I was first introduced to Laura Lippman through her Tess Monaghan series that she writes, and the two books that I read were all right, but not books that I felt I had to read. I prefer her stand-alone books, which are much darker and, I think, show more sophisticated writing. I’ve been glutting myself on her stand-alone novels this past year, and sadly I finished the last one I had not yet read last week, To the Power of Three.
She has a new title coming out later this summer, And When She Was Good, and it’s not part of the Tess Monaghan series. Yay! I’m heading to BookExpo America (BEA) next week, and I’m hoping that they have advance reading copies of it. Please, please.

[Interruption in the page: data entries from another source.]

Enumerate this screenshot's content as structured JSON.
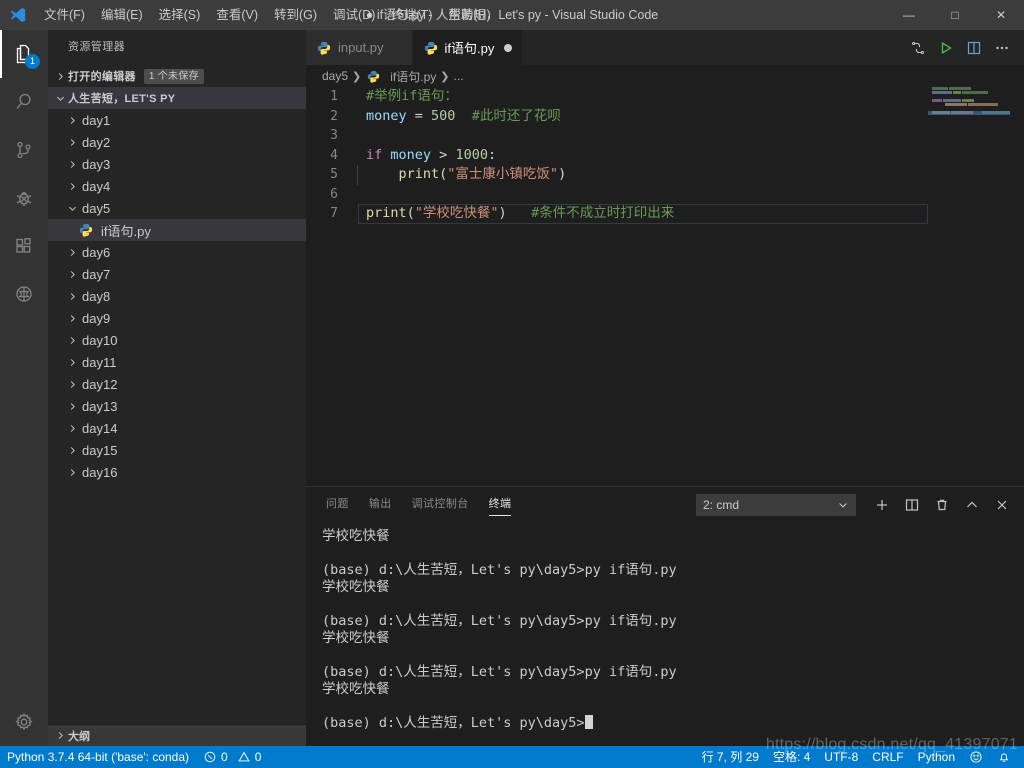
{
  "window": {
    "title": "if语句.py - 人生苦短，Let's py - Visual Studio Code",
    "dirty_indicator": "●",
    "minimize": "—",
    "maximize": "□",
    "close": "✕"
  },
  "menubar": {
    "items": [
      {
        "label": "文件(F)",
        "name": "menu-file"
      },
      {
        "label": "编辑(E)",
        "name": "menu-edit"
      },
      {
        "label": "选择(S)",
        "name": "menu-selection"
      },
      {
        "label": "查看(V)",
        "name": "menu-view"
      },
      {
        "label": "转到(G)",
        "name": "menu-goto"
      },
      {
        "label": "调试(D)",
        "name": "menu-debug"
      },
      {
        "label": "终端(T)",
        "name": "menu-terminal"
      },
      {
        "label": "帮助(H)",
        "name": "menu-help"
      }
    ]
  },
  "activitybar": {
    "items": [
      {
        "icon": "files-explorer-icon",
        "badge": "1",
        "active": true
      },
      {
        "icon": "search-icon",
        "badge": "",
        "active": false
      },
      {
        "icon": "source-control-icon",
        "badge": "",
        "active": false
      },
      {
        "icon": "debug-icon",
        "badge": "",
        "active": false
      },
      {
        "icon": "extensions-icon",
        "badge": "",
        "active": false
      },
      {
        "icon": "remote-globe-icon",
        "badge": "",
        "active": false
      }
    ],
    "settings_icon": "gear-icon"
  },
  "sidebar": {
    "title": "资源管理器",
    "open_editors": {
      "label": "打开的编辑器",
      "badge": "1 个未保存"
    },
    "workspace": {
      "label": "人生苦短，LET'S PY"
    },
    "tree": [
      {
        "label": "day1",
        "type": "folder",
        "expanded": false,
        "selected": false
      },
      {
        "label": "day2",
        "type": "folder",
        "expanded": false,
        "selected": false
      },
      {
        "label": "day3",
        "type": "folder",
        "expanded": false,
        "selected": false
      },
      {
        "label": "day4",
        "type": "folder",
        "expanded": false,
        "selected": false
      },
      {
        "label": "day5",
        "type": "folder",
        "expanded": true,
        "selected": false
      },
      {
        "label": "if语句.py",
        "type": "file",
        "expanded": false,
        "selected": true
      },
      {
        "label": "day6",
        "type": "folder",
        "expanded": false,
        "selected": false
      },
      {
        "label": "day7",
        "type": "folder",
        "expanded": false,
        "selected": false
      },
      {
        "label": "day8",
        "type": "folder",
        "expanded": false,
        "selected": false
      },
      {
        "label": "day9",
        "type": "folder",
        "expanded": false,
        "selected": false
      },
      {
        "label": "day10",
        "type": "folder",
        "expanded": false,
        "selected": false
      },
      {
        "label": "day11",
        "type": "folder",
        "expanded": false,
        "selected": false
      },
      {
        "label": "day12",
        "type": "folder",
        "expanded": false,
        "selected": false
      },
      {
        "label": "day13",
        "type": "folder",
        "expanded": false,
        "selected": false
      },
      {
        "label": "day14",
        "type": "folder",
        "expanded": false,
        "selected": false
      },
      {
        "label": "day15",
        "type": "folder",
        "expanded": false,
        "selected": false
      },
      {
        "label": "day16",
        "type": "folder",
        "expanded": false,
        "selected": false
      }
    ],
    "outline": {
      "label": "大纲"
    }
  },
  "editor": {
    "tabs": [
      {
        "label": "input.py",
        "active": false,
        "dirty": false,
        "icon": "python-file-icon"
      },
      {
        "label": "if语句.py",
        "active": true,
        "dirty": true,
        "icon": "python-file-icon"
      }
    ],
    "actions": [
      {
        "name": "run-python-file-icon"
      },
      {
        "name": "run-play-icon"
      },
      {
        "name": "split-editor-icon"
      },
      {
        "name": "more-actions-icon"
      }
    ],
    "breadcrumbs": [
      {
        "label": "day5",
        "icon": ""
      },
      {
        "label": "if语句.py",
        "icon": "python-file-icon"
      },
      {
        "label": "...",
        "icon": ""
      }
    ],
    "lines": [
      {
        "no": "1",
        "current": false,
        "indent": 0,
        "tokens": [
          {
            "t": "#举例if语句：",
            "c": "tok-comment"
          }
        ]
      },
      {
        "no": "2",
        "current": false,
        "indent": 0,
        "tokens": [
          {
            "t": "money",
            "c": "tok-var"
          },
          {
            "t": " = ",
            "c": "tok-op"
          },
          {
            "t": "500",
            "c": "tok-num"
          },
          {
            "t": "  ",
            "c": "tok-plain"
          },
          {
            "t": "#此时还了花呗",
            "c": "tok-comment"
          }
        ]
      },
      {
        "no": "3",
        "current": false,
        "indent": 0,
        "tokens": []
      },
      {
        "no": "4",
        "current": false,
        "indent": 0,
        "tokens": [
          {
            "t": "if",
            "c": "tok-kw"
          },
          {
            "t": " ",
            "c": "tok-plain"
          },
          {
            "t": "money",
            "c": "tok-var"
          },
          {
            "t": " > ",
            "c": "tok-op"
          },
          {
            "t": "1000",
            "c": "tok-num"
          },
          {
            "t": ":",
            "c": "tok-plain"
          }
        ]
      },
      {
        "no": "5",
        "current": false,
        "indent": 1,
        "tokens": [
          {
            "t": "    ",
            "c": "tok-plain"
          },
          {
            "t": "print",
            "c": "tok-func"
          },
          {
            "t": "(",
            "c": "tok-paren"
          },
          {
            "t": "\"富士康小镇吃饭\"",
            "c": "tok-str"
          },
          {
            "t": ")",
            "c": "tok-paren"
          }
        ]
      },
      {
        "no": "6",
        "current": false,
        "indent": 0,
        "tokens": []
      },
      {
        "no": "7",
        "current": true,
        "indent": 0,
        "tokens": [
          {
            "t": "print",
            "c": "tok-func"
          },
          {
            "t": "(",
            "c": "tok-paren"
          },
          {
            "t": "\"学校吃快餐\"",
            "c": "tok-str"
          },
          {
            "t": ")",
            "c": "tok-paren"
          },
          {
            "t": "   ",
            "c": "tok-plain"
          },
          {
            "t": "#条件不成立时打印出来",
            "c": "tok-comment"
          }
        ]
      }
    ],
    "minimap": [
      [
        {
          "w": 16,
          "color": "#4e6e4a"
        },
        {
          "w": 22,
          "color": "#4e6e4a"
        }
      ],
      [
        {
          "w": 20,
          "color": "#5a6e8a"
        },
        {
          "w": 8,
          "color": "#6a7a5a"
        },
        {
          "w": 26,
          "color": "#4e6e4a"
        }
      ],
      [],
      [
        {
          "w": 10,
          "color": "#7a5a80"
        },
        {
          "w": 18,
          "color": "#5a6e8a"
        },
        {
          "w": 12,
          "color": "#6a7a5a"
        }
      ],
      [
        {
          "w": 12,
          "color": "#1e1e1e"
        },
        {
          "w": 22,
          "color": "#8a7a55"
        },
        {
          "w": 30,
          "color": "#8a6a55"
        }
      ],
      [],
      [
        {
          "w": 22,
          "color": "#8a7a55"
        },
        {
          "w": 26,
          "color": "#8a6a55"
        },
        {
          "w": 8,
          "color": "#1e1e1e"
        },
        {
          "w": 34,
          "color": "#4e6e4a"
        }
      ]
    ]
  },
  "panel": {
    "tabs": [
      {
        "label": "问题",
        "active": false
      },
      {
        "label": "输出",
        "active": false
      },
      {
        "label": "调试控制台",
        "active": false
      },
      {
        "label": "终端",
        "active": true
      }
    ],
    "terminal_select": {
      "value": "2: cmd"
    },
    "actions": [
      {
        "name": "new-terminal-icon"
      },
      {
        "name": "split-terminal-icon"
      },
      {
        "name": "kill-terminal-icon"
      },
      {
        "name": "maximize-panel-icon"
      },
      {
        "name": "close-panel-icon"
      }
    ],
    "terminal_lines": [
      "学校吃快餐",
      "",
      "(base) d:\\人生苦短，Let's py\\day5>py if语句.py",
      "学校吃快餐",
      "",
      "(base) d:\\人生苦短，Let's py\\day5>py if语句.py",
      "学校吃快餐",
      "",
      "(base) d:\\人生苦短，Let's py\\day5>py if语句.py",
      "学校吃快餐",
      "",
      "(base) d:\\人生苦短，Let's py\\day5>"
    ],
    "prompt_cursor": true
  },
  "statusbar": {
    "left": [
      {
        "label": "Python 3.7.4 64-bit ('base': conda)",
        "name": "python-interpreter"
      },
      {
        "label": "0",
        "icon": "error-icon",
        "name": "error-count"
      },
      {
        "label": "0",
        "icon": "warning-icon",
        "name": "warning-count"
      }
    ],
    "right": [
      {
        "label": "行 7, 列 29",
        "name": "cursor-position"
      },
      {
        "label": "空格: 4",
        "name": "indentation"
      },
      {
        "label": "UTF-8",
        "name": "encoding"
      },
      {
        "label": "CRLF",
        "name": "eol"
      },
      {
        "label": "Python",
        "name": "language-mode"
      },
      {
        "label": "",
        "icon": "feedback-smiley-icon",
        "name": "feedback"
      },
      {
        "label": "",
        "icon": "bell-icon",
        "name": "notifications"
      }
    ]
  },
  "watermark": "https://blog.csdn.net/qq_41397071"
}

In the last two books that I’ve read, she’s really tapped into the complex world of female relationships, rivalry, and aggression. In What the Dead Know, two sisters, Heather and Sunny, disappear from a mall. They’re presumed dead until thirty years later, a woman appears claiming to be the younger of the sisters. The seed for this Lippman novel is based on something that actually occurred in real life, and she plays on ideas of memory and how faulty and personal each person’s is, telling something more about who’s narrating the memory than the event itself.
In To the Power of Three, Lippman follows three girls, the popular clique, from elementary school through high school, which leads up to the violence that erupts between them just before they graduate and are ready to start their lives. I really think she gets the dynamics of high school right here—the power plays and shifting loyalties that occur in those four short years that seem so long.

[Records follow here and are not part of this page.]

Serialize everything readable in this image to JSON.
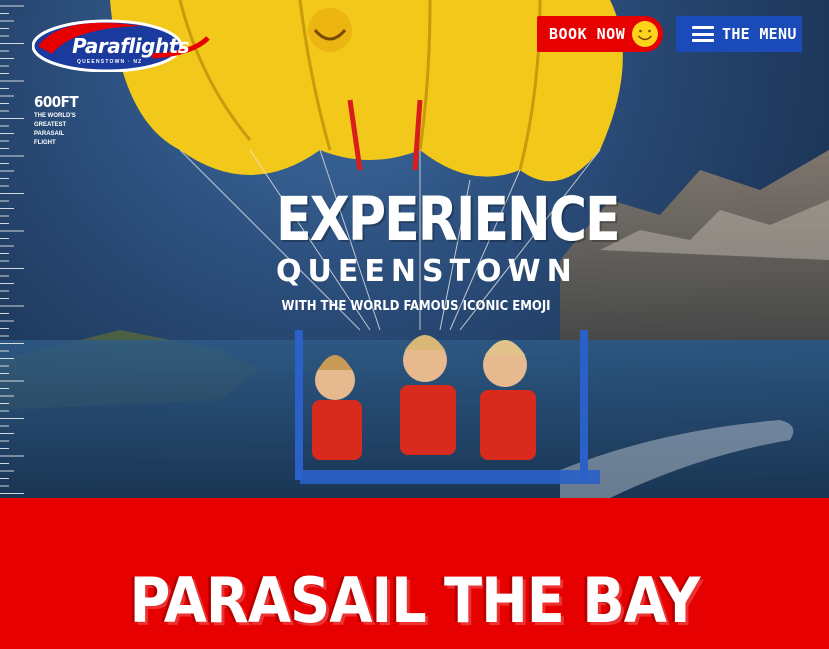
{
  "brand": {
    "name": "Paraflights",
    "tagline": "QUEENSTOWN · NZ"
  },
  "altitude": {
    "value": "600FT",
    "description": "THE WORLD'S GREATEST PARASAIL FLIGHT"
  },
  "nav": {
    "book_label": "BOOK NOW",
    "book_icon": "smiley-face-icon",
    "menu_label": "THE MENU",
    "menu_icon": "hamburger-icon"
  },
  "hero": {
    "headline": "EXPERIENCE",
    "subheadline": "QUEENSTOWN",
    "tagline": "WITH THE WORLD FAMOUS ICONIC EMOJI"
  },
  "section": {
    "title": "PARASAIL THE BAY"
  },
  "colors": {
    "brand_red": "#e60000",
    "menu_blue": "#1a4bb8",
    "canopy_yellow": "#f2c81a",
    "smiley_yellow": "#ffd21c"
  }
}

These two books share some secondary characters—a pair of police officers—and of course, they take place in Baltimore, the setting for all of Lippman’s books. The best thing about her books is that I can never, ever guess the ending, and once the mystery is revealed the rest of the book holds together. In crime fiction, there’s nothing more disappointing than a crappy ending that makes the rest of the story—something you may have been enjoying for 300-plus pages—fall apart. Lippman always gets it right, but besides giving the reader a suspenseful, satisfying ending, she one-ups it by leaving you with something to ponder about the human condition.

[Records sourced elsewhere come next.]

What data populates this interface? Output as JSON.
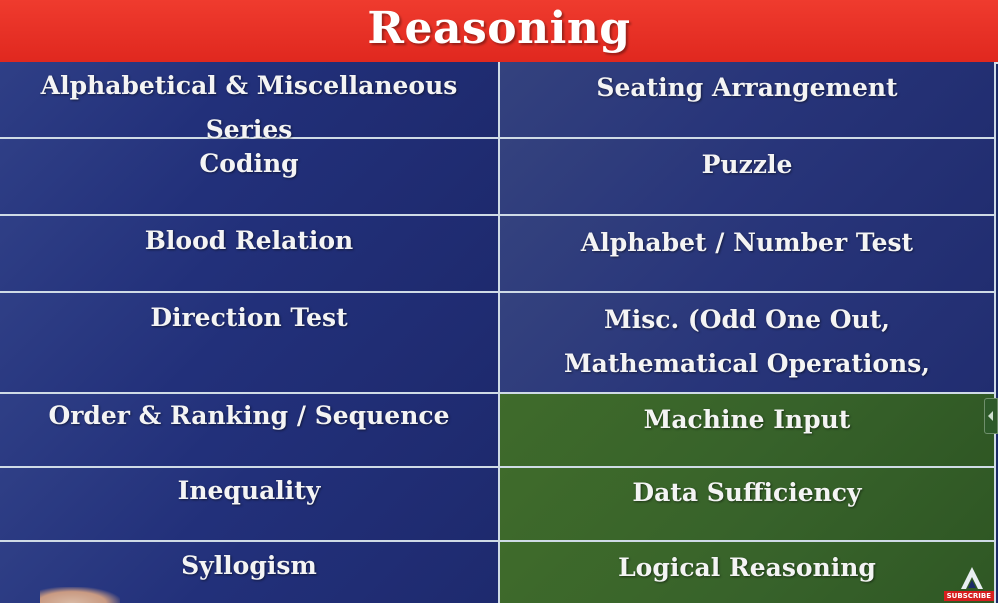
{
  "title": "Reasoning",
  "rows": [
    {
      "left": "Alphabetical & Miscellaneous Series",
      "right": "Seating Arrangement"
    },
    {
      "left": "Coding",
      "right": "Puzzle"
    },
    {
      "left": "Blood Relation",
      "right": "Alphabet / Number Test"
    },
    {
      "left": "Direction Test",
      "right": "Misc. (Odd One Out, Mathematical Operations, Analogy)"
    },
    {
      "left": "Order & Ranking / Sequence",
      "right": "Machine Input"
    },
    {
      "left": "Inequality",
      "right": "Data Sufficiency"
    },
    {
      "left": "Syllogism",
      "right": "Logical Reasoning"
    }
  ],
  "brand_badge": "SUBSCRIBE",
  "colors": {
    "title_bar": "#e82a20",
    "cell_blue": "#22307a",
    "cell_green": "#37622a",
    "grid_line": "#cfdbe6"
  }
}
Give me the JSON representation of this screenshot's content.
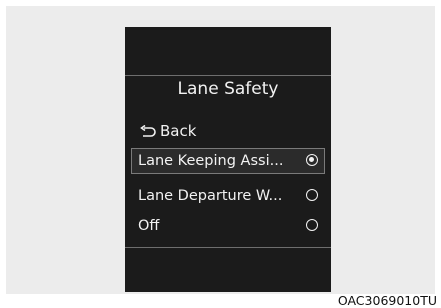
{
  "screen": {
    "title": "Lane Safety",
    "back_label": "Back",
    "options": [
      {
        "label": "Lane Keeping Assi...",
        "selected": true
      },
      {
        "label": "Lane Departure W...",
        "selected": false
      },
      {
        "label": "Off",
        "selected": false
      }
    ]
  },
  "figure_code": "OAC3069010TU"
}
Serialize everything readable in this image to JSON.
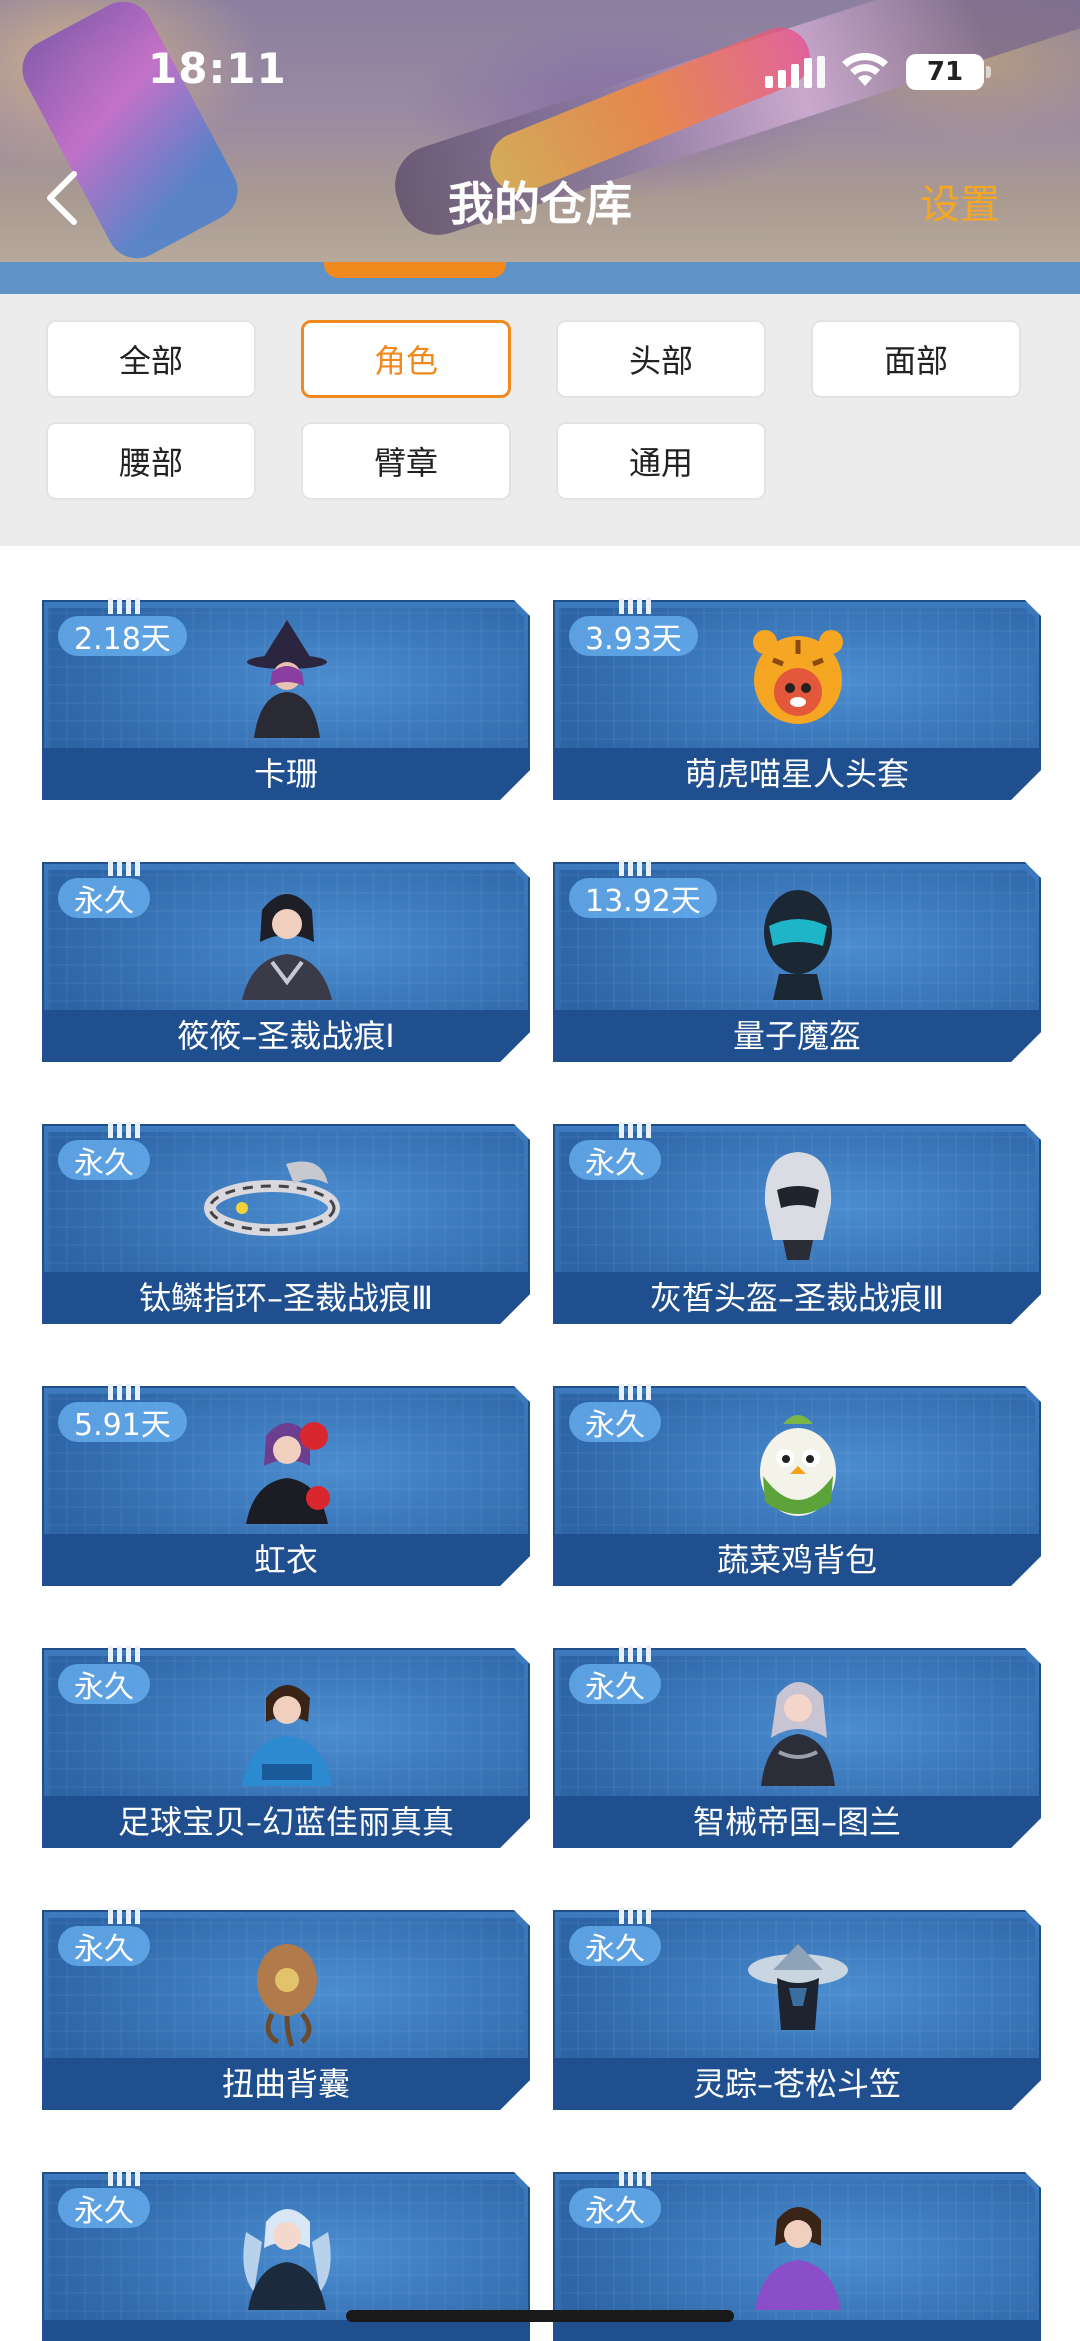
{
  "status_bar": {
    "time": "18:11",
    "battery": "71"
  },
  "header": {
    "title": "我的仓库",
    "settings": "设置"
  },
  "filters": [
    {
      "label": "全部"
    },
    {
      "label": "角色",
      "active": true
    },
    {
      "label": "头部"
    },
    {
      "label": "面部"
    },
    {
      "label": "腰部"
    },
    {
      "label": "臂章"
    },
    {
      "label": "通用"
    }
  ],
  "items": [
    {
      "name": "卡珊",
      "duration": "2.18天",
      "art": "witch-character"
    },
    {
      "name": "萌虎喵星人头套",
      "duration": "3.93天",
      "art": "tiger-mask"
    },
    {
      "name": "筱筱–圣裁战痕Ⅰ",
      "duration": "永久",
      "art": "female-character"
    },
    {
      "name": "量子魔盔",
      "duration": "13.92天",
      "art": "quantum-helmet"
    },
    {
      "name": "钛鳞指环–圣裁战痕Ⅲ",
      "duration": "永久",
      "art": "ring"
    },
    {
      "name": "灰皙头盔–圣裁战痕Ⅲ",
      "duration": "永久",
      "art": "helmet"
    },
    {
      "name": "虹衣",
      "duration": "5.91天",
      "art": "red-flower-character"
    },
    {
      "name": "蔬菜鸡背包",
      "duration": "永久",
      "art": "chicken-backpack"
    },
    {
      "name": "足球宝贝–幻蓝佳丽真真",
      "duration": "永久",
      "art": "football-girl"
    },
    {
      "name": "智械帝国–图兰",
      "duration": "永久",
      "art": "mech-girl"
    },
    {
      "name": "扭曲背囊",
      "duration": "永久",
      "art": "twisted-backpack"
    },
    {
      "name": "灵踪–苍松斗笠",
      "duration": "永久",
      "art": "bamboo-hat"
    },
    {
      "name": "",
      "duration": "永久",
      "art": "twintail-girl"
    },
    {
      "name": "",
      "duration": "永久",
      "art": "purple-girl"
    }
  ],
  "colors": {
    "accent": "#f08a1e",
    "card": "#2f68ac",
    "badge": "#64aaeb"
  }
}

Now, where she gets those insights—that’s interesting. I was looking for interviews of Lippman on YouTube, and I found a few clips of her from the Late Late Show with Craig Ferguson. It makes me so happy that she’s a favored writer on a late-night talk show, and when she sits down together with Ferguson and they natter on about their favorite first lines, I wish that I was there. During one of their chats, Lippman mentioned that she was mildly sociopathic. When she was working at the Baltimore Sun, she was convinced that her bosses were making her crazy. To prove that she was the one who was crazy, they sent her to a psychologist who administered the Minnesota Multiphasic Personality Inventory test. After tallying the results, the psychologist mentioned that she scored high in the sociopathic category—not as much as a full-blown sociopath would, but significantly high enough to comment upon. The psychologist believed that she purged a lot of these aggressive tendencies through her writing. This explains so much! I think I recognize this in myself and a lot of other writers that I know.